On the other hand, we have current, real, sustained ongoing assaults on religious freedom. How we proceed today will do nothing to the status quo of same-sex marriage in this country. It’s legal and will remain legal regardless of the outcome of this legislation.
It will, however, if enacted, have profound consequences for people of faith.
In the wake of the Dobbs decision, proponents of this legislation have conjured up a series of hypothetical scenarios resulting in an imagined threat to the ability of same-sex couples to marry and enjoy the privileges of marriage. The rhetorical slippery slope goes something like this. First, they claim that some unknown, unnamed state is on the verge of passing an unknown, yet to be proposed or imagined law prohibiting same-sex marriage. Next, they imagine that federal district courts will uphold this hypothetical state law despite the crystal-clear direction within the Dobbs and Obergefell opinions from the Supreme Court. Should that adventure of unlikely hypotheticals transpire, they envision a case making its way all the way up to the Supreme Court of the United States.
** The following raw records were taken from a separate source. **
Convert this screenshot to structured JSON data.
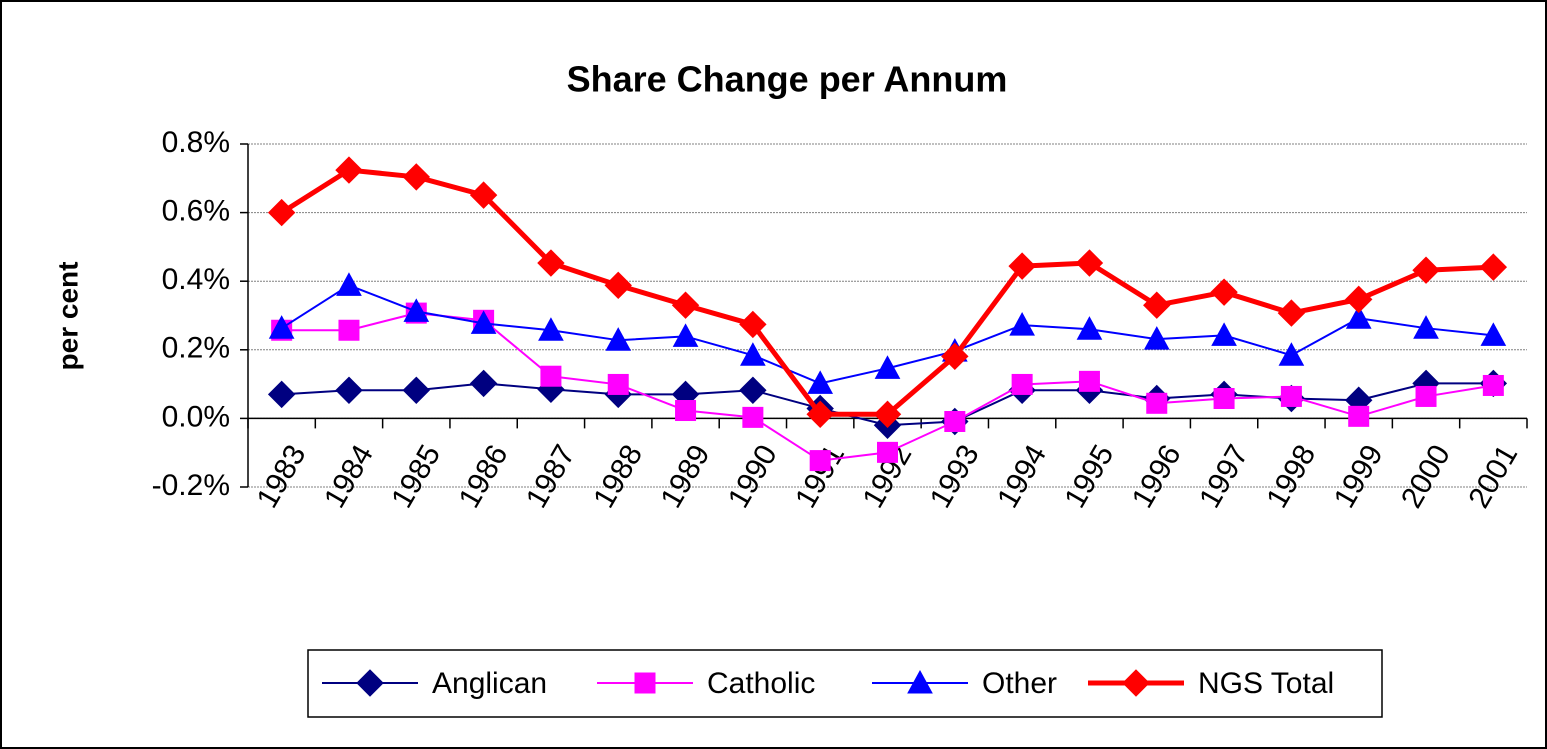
{
  "chart_data": {
    "type": "line",
    "title": "Share Change per Annum",
    "y_label": "per cent",
    "categories": [
      "1983",
      "1984",
      "1985",
      "1986",
      "1987",
      "1988",
      "1989",
      "1990",
      "1991",
      "1992",
      "1993",
      "1994",
      "1995",
      "1996",
      "1997",
      "1998",
      "1999",
      "2000",
      "2001"
    ],
    "series": [
      {
        "name": "Anglican",
        "color": "#000080",
        "marker": "diamond",
        "line_width": 2,
        "values": [
          0.07,
          0.082,
          0.082,
          0.102,
          0.085,
          0.07,
          0.07,
          0.082,
          0.029,
          -0.02,
          -0.009,
          0.082,
          0.082,
          0.058,
          0.07,
          0.058,
          0.053,
          0.102,
          0.102
        ]
      },
      {
        "name": "Catholic",
        "color": "#ff00ff",
        "marker": "square",
        "line_width": 2,
        "values": [
          0.257,
          0.257,
          0.307,
          0.286,
          0.123,
          0.099,
          0.023,
          0.003,
          -0.123,
          -0.099,
          -0.009,
          0.099,
          0.108,
          0.044,
          0.058,
          0.064,
          0.006,
          0.064,
          0.096
        ]
      },
      {
        "name": "Other",
        "color": "#0000ff",
        "marker": "triangle",
        "line_width": 2,
        "values": [
          0.263,
          0.388,
          0.312,
          0.277,
          0.257,
          0.228,
          0.239,
          0.184,
          0.102,
          0.146,
          0.196,
          0.272,
          0.26,
          0.231,
          0.242,
          0.184,
          0.292,
          0.263,
          0.242
        ]
      },
      {
        "name": "NGS Total",
        "color": "#ff0000",
        "marker": "diamond",
        "line_width": 5,
        "values": [
          0.6,
          0.724,
          0.704,
          0.651,
          0.453,
          0.388,
          0.33,
          0.274,
          0.012,
          0.012,
          0.181,
          0.444,
          0.453,
          0.33,
          0.368,
          0.307,
          0.347,
          0.432,
          0.441
        ]
      }
    ],
    "ylim": [
      -0.2,
      0.8
    ],
    "yticks": [
      {
        "value": -0.2,
        "label": "-0.2%"
      },
      {
        "value": 0,
        "label": "0.0%"
      },
      {
        "value": 0.2,
        "label": "0.2%"
      },
      {
        "value": 0.4,
        "label": "0.4%"
      },
      {
        "value": 0.6,
        "label": "0.6%"
      },
      {
        "value": 0.8,
        "label": "0.8%"
      }
    ],
    "grid": true,
    "legend": "bottom"
  }
}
All of this, despite the lack of political will anywhere in the United States to prohibit same-sex marriage. Should that happen, proponents of this bill contend that there is a non-zero chance that one justice could decide to analyze the right to marry, not through the prism of substantive due process, as it has been since Obergefell was decided in 2015, but rather through the lens of the 14th Amendment’s privileges or immunities clause.
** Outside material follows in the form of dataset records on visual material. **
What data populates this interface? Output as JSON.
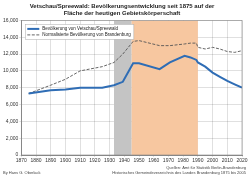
{
  "chart_data": {
    "type": "line",
    "title": "Vetschau/Spreewald: Bevölkerungsentwicklung seit 1875 auf der Fläche der heutigen Gebietskörperschaft",
    "x": [
      1875,
      1890,
      1900,
      1910,
      1925,
      1933,
      1939,
      1946,
      1950,
      1964,
      1971,
      1981,
      1985,
      1989,
      1990,
      1995,
      2000,
      2005,
      2010,
      2015,
      2020
    ],
    "series": [
      {
        "name": "Bevölkerung von Vetschau/Spreewald",
        "color": "#2f6db5",
        "line_style": "solid",
        "values": [
          7300,
          7700,
          7800,
          8000,
          8000,
          8300,
          8700,
          10900,
          10900,
          10200,
          11000,
          11800,
          11600,
          11300,
          11000,
          10500,
          9800,
          9300,
          8800,
          8400,
          8000
        ]
      },
      {
        "name": "Normalisierte Bevölkerung von Brandenburg",
        "color": "#555555",
        "line_style": "dashed",
        "values": [
          7300,
          8300,
          9000,
          10000,
          10500,
          11000,
          12000,
          13500,
          13600,
          13000,
          13000,
          13200,
          13300,
          13300,
          12800,
          12600,
          12800,
          12600,
          12300,
          12200,
          12400
        ]
      }
    ],
    "xlim": [
      1870,
      2020
    ],
    "xticks": [
      1870,
      1880,
      1890,
      1900,
      1910,
      1920,
      1930,
      1940,
      1950,
      1960,
      1970,
      1980,
      1990,
      2000,
      2010,
      2020
    ],
    "ylim": [
      0,
      16000
    ],
    "yticks": [
      0,
      {
        "value": 2000,
        "label": "2,000"
      },
      {
        "value": 4000,
        "label": "4,000"
      },
      {
        "value": 6000,
        "label": "6,000"
      },
      {
        "value": 8000,
        "label": "8,000"
      },
      {
        "value": 10000,
        "label": "10,000"
      },
      {
        "value": 12000,
        "label": "12,000"
      },
      {
        "value": 14000,
        "label": "14,000"
      },
      {
        "value": 16000,
        "label": "16,000"
      }
    ],
    "grid": true,
    "legend": "upper left",
    "shaded_periods": [
      {
        "from": 1933,
        "to": 1945,
        "color": "#c4c4c4"
      },
      {
        "from": 1945,
        "to": 1990,
        "color": "#f7c7a0"
      }
    ],
    "annotations": {
      "author": "By Hans G. Oberlack",
      "source": [
        "Quellen: Amt für Statistik Berlin-Brandenburg",
        "Historisches Gemeindeverzeichnis des Landes Brandenburg 1875 bis 2005"
      ]
    }
  }
}
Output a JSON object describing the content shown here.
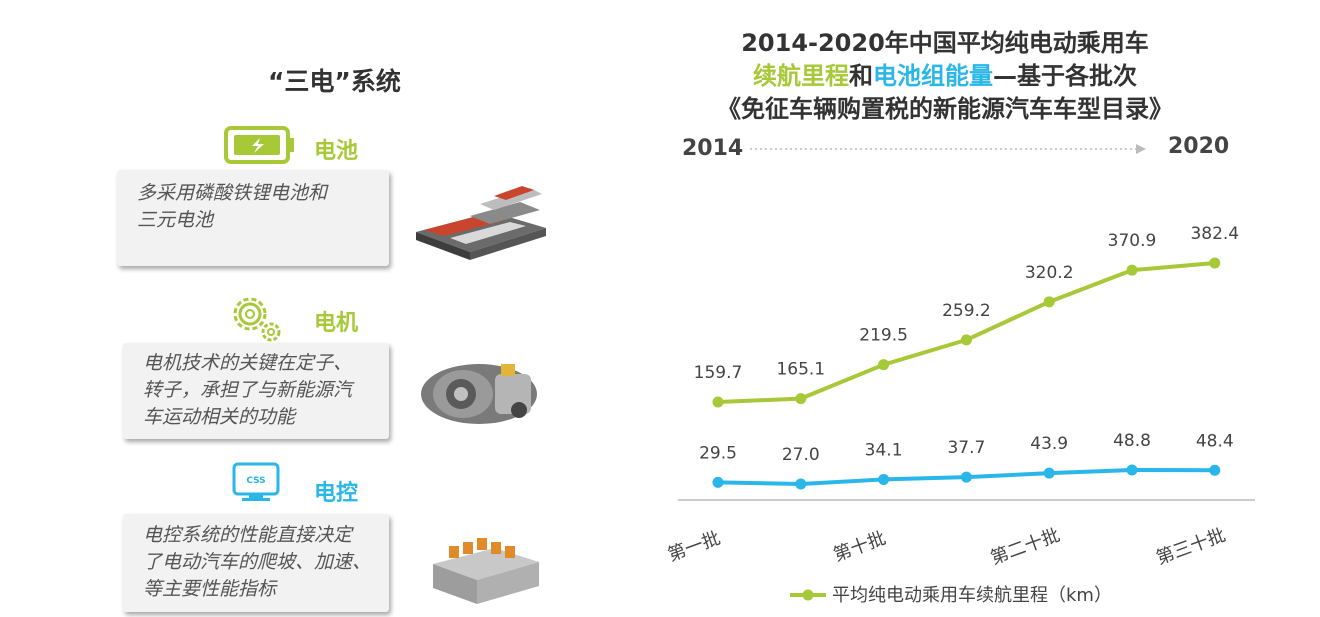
{
  "left_panel": {
    "title": "“三电”系统",
    "items": [
      {
        "label": "电池",
        "icon": "battery-icon",
        "description_lines": [
          "多采用磷酸铁锂电池和",
          "三元电池"
        ]
      },
      {
        "label": "电机",
        "icon": "gear-icon",
        "description_lines": [
          "电机技术的关键在定子、",
          "转子，承担了与新能源汽",
          "车运动相关的功能"
        ]
      },
      {
        "label": "电控",
        "icon": "css-monitor-icon",
        "description_lines": [
          "电控系统的性能直接决定",
          "了电动汽车的爬坡、加速、",
          "等主要性能指标"
        ]
      }
    ]
  },
  "chart_title": {
    "line1": "2014-2020年中国平均纯电动乘用车",
    "line2_part1": "续航里程",
    "line2_part2": "和",
    "line2_part3": "电池组能量",
    "line2_part4": "—基于各批次",
    "line3": "《免征车辆购置税的新能源汽车车型目录》"
  },
  "timeline": {
    "start": "2014",
    "end": "2020"
  },
  "colors": {
    "green": "#a7c837",
    "blue": "#29b6e8",
    "text": "#333333"
  },
  "chart_data": {
    "type": "line",
    "x": [
      "第一批",
      "",
      "第十批",
      "",
      "第二十批",
      "",
      "第三十批"
    ],
    "x_tick_labels": [
      "第一批",
      "第十批",
      "第二十批",
      "第三十批"
    ],
    "series": [
      {
        "name": "平均纯电动乘用车续航里程（km）",
        "color": "#a7c837",
        "values": [
          159.7,
          165.1,
          219.5,
          259.2,
          320.2,
          370.9,
          382.4
        ]
      },
      {
        "name": "",
        "color": "#29b6e8",
        "values": [
          29.5,
          27.0,
          34.1,
          37.7,
          43.9,
          48.8,
          48.4
        ]
      }
    ],
    "value_labels": [
      [
        "159.7",
        "165.1",
        "219.5",
        "259.2",
        "320.2",
        "370.9",
        "382.4"
      ],
      [
        "29.5",
        "27.0",
        "34.1",
        "37.7",
        "43.9",
        "48.8",
        "48.4"
      ]
    ],
    "legend": {
      "label": "平均纯电动乘用车续航里程（km）",
      "placement": "bottom"
    },
    "grid": false
  }
}
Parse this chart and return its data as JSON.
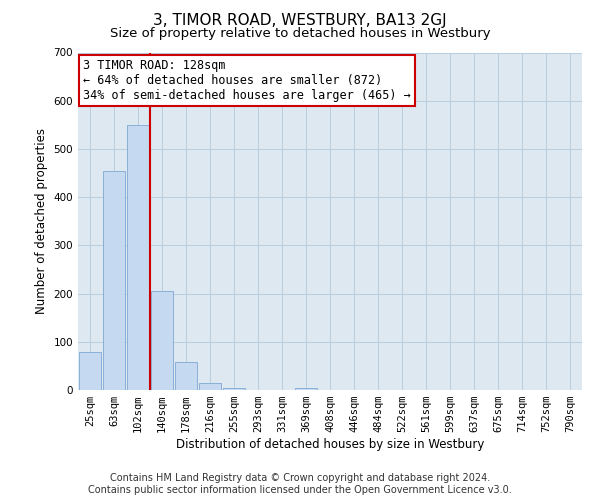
{
  "title": "3, TIMOR ROAD, WESTBURY, BA13 2GJ",
  "subtitle": "Size of property relative to detached houses in Westbury",
  "xlabel": "Distribution of detached houses by size in Westbury",
  "ylabel": "Number of detached properties",
  "categories": [
    "25sqm",
    "63sqm",
    "102sqm",
    "140sqm",
    "178sqm",
    "216sqm",
    "255sqm",
    "293sqm",
    "331sqm",
    "369sqm",
    "408sqm",
    "446sqm",
    "484sqm",
    "522sqm",
    "561sqm",
    "599sqm",
    "637sqm",
    "675sqm",
    "714sqm",
    "752sqm",
    "790sqm"
  ],
  "values": [
    78,
    455,
    550,
    205,
    58,
    15,
    5,
    0,
    0,
    5,
    0,
    0,
    0,
    0,
    0,
    0,
    0,
    0,
    0,
    0,
    0
  ],
  "bar_color": "#c5d9f1",
  "bar_edge_color": "#7fa7d4",
  "vline_index": 2.5,
  "vline_color": "#cc0000",
  "annotation_text": "3 TIMOR ROAD: 128sqm\n← 64% of detached houses are smaller (872)\n34% of semi-detached houses are larger (465) →",
  "annotation_box_color": "#ffffff",
  "annotation_box_edge": "#cc0000",
  "ylim": [
    0,
    700
  ],
  "yticks": [
    0,
    100,
    200,
    300,
    400,
    500,
    600,
    700
  ],
  "footer_line1": "Contains HM Land Registry data © Crown copyright and database right 2024.",
  "footer_line2": "Contains public sector information licensed under the Open Government Licence v3.0.",
  "background_color": "#ffffff",
  "plot_bg_color": "#dde8f0",
  "grid_color": "#b8cfe0",
  "title_fontsize": 11,
  "subtitle_fontsize": 9.5,
  "axis_label_fontsize": 8.5,
  "tick_fontsize": 7.5,
  "annotation_fontsize": 8.5,
  "footer_fontsize": 7
}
Proponents of the bill cite a single line within Justice [Clarence] Thomas’ concurring opinion and suggests that one justice could effectively destroy legal recognition of same-sex marriage, not just prospectively, but undoing currently legal same-sex marriage.
Now, this, Madame President, is a complete fantasy.
I’m not aware of a single state in the United States threatening to pass any law infringing the ability of any same-sex couples to marry or enjoy privileges associated with marriage, nor am I aware of a single state threatening to invalidate, within their borders, marriages entered into in other states, nor is it at all clear that Justice Thomas himself was suggesting that Obergefell be overturned.
He was suggesting that it be analyzed, like all substantive due process jurisprudence, to figure out whether there might be another provision of the Constitution under which it might be more appropriate. They were attributing to him statements he didn’t make, they were attributing to him analysis he didn’t even undertake in that one statement regarding the doctrine of stare decisis, and then they were attributing to state’s intentions they do not have and have not expressed.
My colleagues have yet to offer even a single example of a same-sex marriage threatened by any current or pending state legislation, not one, not a single one, and they intentionally misinterpret Justice Thomas’ concurring opinion in Dobbs and claim that the sky is falling, but it’s just not happening.
Unfortunately, we are aware of case after case where individuals, charities, small businesses, religious schools, and religious institutions are being hauled into courts to defend themselves for living out their faith. These people are not committing hate crimes against their neighbors. No, they’re not abusing peers for their personal choices either. No, they’re being hauled into courts across this country for serving the poor, the needy, and the refugee in compliance with their sincerely-held religious beliefs.